Background: Patients with relapsed or refractory acute myeloid leukemia (AML) with mutations within the FMS-like tyrosine kinase 3 gene (FLT3) infrequently possess a reaction to salvage chemotherapy. Gilteritinib is definitely an dental, potent, selective FLT3 inhibitor with single-agent activity in relapsed or refractory FLT3-mutated AML.
Methods: Inside a phase 3 trial, we at random assigned adults with relapsed or refractory FLT3-mutated AML inside a 2:1 ratio to get either gilteritinib (in a dose of 120 mg each day) or salvage chemotherapy. The 2 primary finish points were overall survival and also the number of patients who’d complete remission with full or partial hematologic recovery. Secondary finish points incorporated event-free survival (freedom from treatment failure [i.e., relapse or insufficient remission] or dying) and also the number of patients who’d complete remission.

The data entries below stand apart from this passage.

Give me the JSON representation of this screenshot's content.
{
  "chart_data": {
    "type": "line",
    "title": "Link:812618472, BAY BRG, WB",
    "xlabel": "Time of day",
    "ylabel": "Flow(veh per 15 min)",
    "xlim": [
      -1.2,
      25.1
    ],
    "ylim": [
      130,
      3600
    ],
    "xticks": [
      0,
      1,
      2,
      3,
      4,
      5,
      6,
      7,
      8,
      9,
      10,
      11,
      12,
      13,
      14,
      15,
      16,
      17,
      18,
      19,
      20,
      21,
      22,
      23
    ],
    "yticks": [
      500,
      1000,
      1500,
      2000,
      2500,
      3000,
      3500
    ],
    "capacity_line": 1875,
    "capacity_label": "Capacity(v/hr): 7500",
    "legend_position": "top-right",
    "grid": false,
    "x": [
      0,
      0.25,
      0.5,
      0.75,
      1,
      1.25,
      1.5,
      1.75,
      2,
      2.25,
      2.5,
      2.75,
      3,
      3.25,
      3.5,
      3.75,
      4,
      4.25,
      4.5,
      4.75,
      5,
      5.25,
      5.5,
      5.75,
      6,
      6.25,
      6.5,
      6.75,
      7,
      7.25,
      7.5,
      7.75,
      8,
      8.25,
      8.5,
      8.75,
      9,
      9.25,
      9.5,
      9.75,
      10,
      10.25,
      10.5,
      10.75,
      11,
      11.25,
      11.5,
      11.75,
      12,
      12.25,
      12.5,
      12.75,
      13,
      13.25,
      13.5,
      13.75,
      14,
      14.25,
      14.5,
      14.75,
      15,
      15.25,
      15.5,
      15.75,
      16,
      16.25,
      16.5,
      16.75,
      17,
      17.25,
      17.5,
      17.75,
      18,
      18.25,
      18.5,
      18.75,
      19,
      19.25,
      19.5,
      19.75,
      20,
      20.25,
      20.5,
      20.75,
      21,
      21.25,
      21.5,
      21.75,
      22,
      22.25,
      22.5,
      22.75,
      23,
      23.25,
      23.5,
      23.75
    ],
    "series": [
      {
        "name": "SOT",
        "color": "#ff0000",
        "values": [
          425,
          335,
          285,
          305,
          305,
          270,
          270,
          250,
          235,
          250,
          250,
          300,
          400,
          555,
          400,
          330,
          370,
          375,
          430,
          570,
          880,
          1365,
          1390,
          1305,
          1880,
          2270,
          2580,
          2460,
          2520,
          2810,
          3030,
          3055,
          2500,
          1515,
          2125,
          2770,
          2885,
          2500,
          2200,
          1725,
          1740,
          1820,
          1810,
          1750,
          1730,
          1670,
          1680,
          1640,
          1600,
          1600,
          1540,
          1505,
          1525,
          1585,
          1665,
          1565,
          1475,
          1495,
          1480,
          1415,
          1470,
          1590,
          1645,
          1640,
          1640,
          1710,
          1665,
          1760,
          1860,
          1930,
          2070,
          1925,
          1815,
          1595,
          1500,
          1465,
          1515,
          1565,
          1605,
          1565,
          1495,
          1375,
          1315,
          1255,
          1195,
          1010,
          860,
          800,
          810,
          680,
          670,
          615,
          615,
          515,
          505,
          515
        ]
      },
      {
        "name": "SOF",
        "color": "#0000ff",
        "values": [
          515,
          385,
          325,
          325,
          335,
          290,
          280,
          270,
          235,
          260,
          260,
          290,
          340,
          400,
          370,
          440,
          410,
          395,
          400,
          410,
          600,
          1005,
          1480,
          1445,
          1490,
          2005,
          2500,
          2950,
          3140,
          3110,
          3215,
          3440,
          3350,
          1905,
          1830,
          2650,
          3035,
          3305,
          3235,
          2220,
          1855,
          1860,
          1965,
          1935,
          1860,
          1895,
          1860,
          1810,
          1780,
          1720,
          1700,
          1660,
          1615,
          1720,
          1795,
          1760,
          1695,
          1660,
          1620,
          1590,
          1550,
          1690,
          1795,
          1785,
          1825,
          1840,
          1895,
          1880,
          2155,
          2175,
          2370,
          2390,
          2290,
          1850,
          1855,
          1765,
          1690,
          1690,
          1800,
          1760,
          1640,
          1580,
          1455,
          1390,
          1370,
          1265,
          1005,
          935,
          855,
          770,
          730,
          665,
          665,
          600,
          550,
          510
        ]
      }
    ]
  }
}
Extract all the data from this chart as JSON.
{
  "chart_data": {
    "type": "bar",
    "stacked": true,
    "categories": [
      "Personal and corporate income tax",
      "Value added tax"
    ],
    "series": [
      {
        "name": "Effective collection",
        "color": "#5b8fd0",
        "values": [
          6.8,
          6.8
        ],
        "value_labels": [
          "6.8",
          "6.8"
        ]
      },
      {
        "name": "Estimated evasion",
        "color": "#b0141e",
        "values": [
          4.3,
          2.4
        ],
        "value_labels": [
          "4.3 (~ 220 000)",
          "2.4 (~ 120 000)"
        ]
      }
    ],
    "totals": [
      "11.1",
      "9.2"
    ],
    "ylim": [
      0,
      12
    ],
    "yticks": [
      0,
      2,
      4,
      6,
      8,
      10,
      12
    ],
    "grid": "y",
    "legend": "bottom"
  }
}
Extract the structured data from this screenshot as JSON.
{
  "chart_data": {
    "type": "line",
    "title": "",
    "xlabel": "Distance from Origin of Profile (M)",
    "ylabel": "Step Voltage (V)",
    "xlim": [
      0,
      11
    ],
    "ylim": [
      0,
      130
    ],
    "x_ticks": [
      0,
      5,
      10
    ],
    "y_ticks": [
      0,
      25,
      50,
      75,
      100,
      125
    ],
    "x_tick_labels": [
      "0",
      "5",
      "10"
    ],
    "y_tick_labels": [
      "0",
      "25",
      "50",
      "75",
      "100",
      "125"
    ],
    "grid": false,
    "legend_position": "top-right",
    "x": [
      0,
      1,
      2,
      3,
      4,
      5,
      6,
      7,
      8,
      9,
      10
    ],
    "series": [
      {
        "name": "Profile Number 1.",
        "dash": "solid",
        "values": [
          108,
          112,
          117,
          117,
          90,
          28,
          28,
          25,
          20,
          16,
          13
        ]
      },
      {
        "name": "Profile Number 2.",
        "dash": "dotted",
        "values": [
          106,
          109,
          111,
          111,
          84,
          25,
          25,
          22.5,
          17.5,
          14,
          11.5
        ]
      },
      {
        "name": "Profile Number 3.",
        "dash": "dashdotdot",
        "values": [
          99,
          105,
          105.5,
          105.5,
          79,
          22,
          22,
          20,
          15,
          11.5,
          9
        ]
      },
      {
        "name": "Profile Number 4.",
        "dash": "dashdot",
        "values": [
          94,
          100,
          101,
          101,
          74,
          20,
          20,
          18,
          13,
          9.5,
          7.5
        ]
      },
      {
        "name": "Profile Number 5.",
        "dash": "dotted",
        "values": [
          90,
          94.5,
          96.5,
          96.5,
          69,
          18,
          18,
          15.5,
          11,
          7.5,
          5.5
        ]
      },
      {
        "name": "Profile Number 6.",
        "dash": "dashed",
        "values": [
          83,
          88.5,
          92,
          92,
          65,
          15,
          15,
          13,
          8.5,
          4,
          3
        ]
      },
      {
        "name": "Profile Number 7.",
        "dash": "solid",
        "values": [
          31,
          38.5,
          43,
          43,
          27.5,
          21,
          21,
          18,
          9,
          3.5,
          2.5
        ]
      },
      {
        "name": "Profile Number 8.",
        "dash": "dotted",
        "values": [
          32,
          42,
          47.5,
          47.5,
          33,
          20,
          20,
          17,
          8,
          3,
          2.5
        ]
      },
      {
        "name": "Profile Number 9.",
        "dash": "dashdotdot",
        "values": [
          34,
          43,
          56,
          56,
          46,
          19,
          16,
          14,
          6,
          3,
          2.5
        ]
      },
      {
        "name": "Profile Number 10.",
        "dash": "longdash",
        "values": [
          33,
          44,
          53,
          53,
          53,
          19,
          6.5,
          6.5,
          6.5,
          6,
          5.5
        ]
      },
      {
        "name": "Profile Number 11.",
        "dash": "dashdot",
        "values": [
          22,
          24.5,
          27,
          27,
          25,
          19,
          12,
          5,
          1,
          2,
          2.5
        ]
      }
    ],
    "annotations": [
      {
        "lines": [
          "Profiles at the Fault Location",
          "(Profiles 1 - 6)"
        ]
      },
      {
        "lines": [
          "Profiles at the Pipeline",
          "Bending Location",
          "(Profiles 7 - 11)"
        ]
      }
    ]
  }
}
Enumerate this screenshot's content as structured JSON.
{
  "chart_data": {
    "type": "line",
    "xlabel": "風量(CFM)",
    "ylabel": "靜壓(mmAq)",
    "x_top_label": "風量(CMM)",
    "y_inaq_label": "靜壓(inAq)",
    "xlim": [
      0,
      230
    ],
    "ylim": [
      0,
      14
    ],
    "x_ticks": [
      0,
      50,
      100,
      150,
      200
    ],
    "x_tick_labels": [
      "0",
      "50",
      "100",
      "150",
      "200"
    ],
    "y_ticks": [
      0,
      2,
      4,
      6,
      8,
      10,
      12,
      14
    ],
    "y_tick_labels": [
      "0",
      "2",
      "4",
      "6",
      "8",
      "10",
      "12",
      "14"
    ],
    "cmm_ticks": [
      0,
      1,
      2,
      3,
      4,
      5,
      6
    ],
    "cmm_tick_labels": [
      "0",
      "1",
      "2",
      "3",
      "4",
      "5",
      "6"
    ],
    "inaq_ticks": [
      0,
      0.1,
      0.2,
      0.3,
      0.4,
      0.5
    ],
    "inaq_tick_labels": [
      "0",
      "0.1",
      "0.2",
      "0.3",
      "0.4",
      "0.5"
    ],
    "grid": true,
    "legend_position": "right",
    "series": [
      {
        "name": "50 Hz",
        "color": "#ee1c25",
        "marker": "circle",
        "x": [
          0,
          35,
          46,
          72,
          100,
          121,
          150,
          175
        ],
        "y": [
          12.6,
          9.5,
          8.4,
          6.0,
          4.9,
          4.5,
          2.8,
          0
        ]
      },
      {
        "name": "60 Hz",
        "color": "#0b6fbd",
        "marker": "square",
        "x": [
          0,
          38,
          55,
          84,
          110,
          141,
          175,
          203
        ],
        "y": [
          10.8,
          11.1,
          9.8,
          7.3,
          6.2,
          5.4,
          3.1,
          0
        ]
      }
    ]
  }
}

Results: Of 371 qualified patients, 247 were at random allotted to the gilteritinib group and 124 towards the salvage chemotherapy group. The median overall survival within the gilteritinib group was considerably more than that within the chemotherapy group (9.3 several weeks versus. 5.6 several weeks hazard ratio for dying, .64 95% confidence interval [CI], .49 to .83 P<0.001). The median event-free survival was 2.8 months in the gilteritinib group and 0.7 months in the chemotherapy group (hazard ratio for treatment failure or death, 0.79 95% CI, 0.58 to 1.09). The percentage of patients who had complete remission with full or partial hematologic recovery was 34.0% in the gilteritinib group and 15.3% in the chemotherapy group (risk difference, 18.6 percentage points 95% CI, 9.8 to 27.4) the percentages with complete remission were 21.1% and 10.5%, respectively (risk difference, 10.6 percentage points 95% CI, 2.8 to 18.4). In an analysis that was adjusted for therapy duration, adverse events of grade 3 or higher and serious adverse events occurred less frequently in the gilteritinib group than in the chemotherapy group the most common adverse events of grade 3 or higher in the gilteritinib group were febrile neutropenia (45.9%), anemia (40.7%), and thrombocytopenia (22.8%).
Conclusions: Gilteritinib resulted in significantly longer survival and higher percentages of patients with remission than salvage chemotherapy among patients with relapsed or refractory FLT3-mutated AML. (Funded by Astellas Pharma ADMIRAL ClinicalTrials.gov number, NCT02421939.).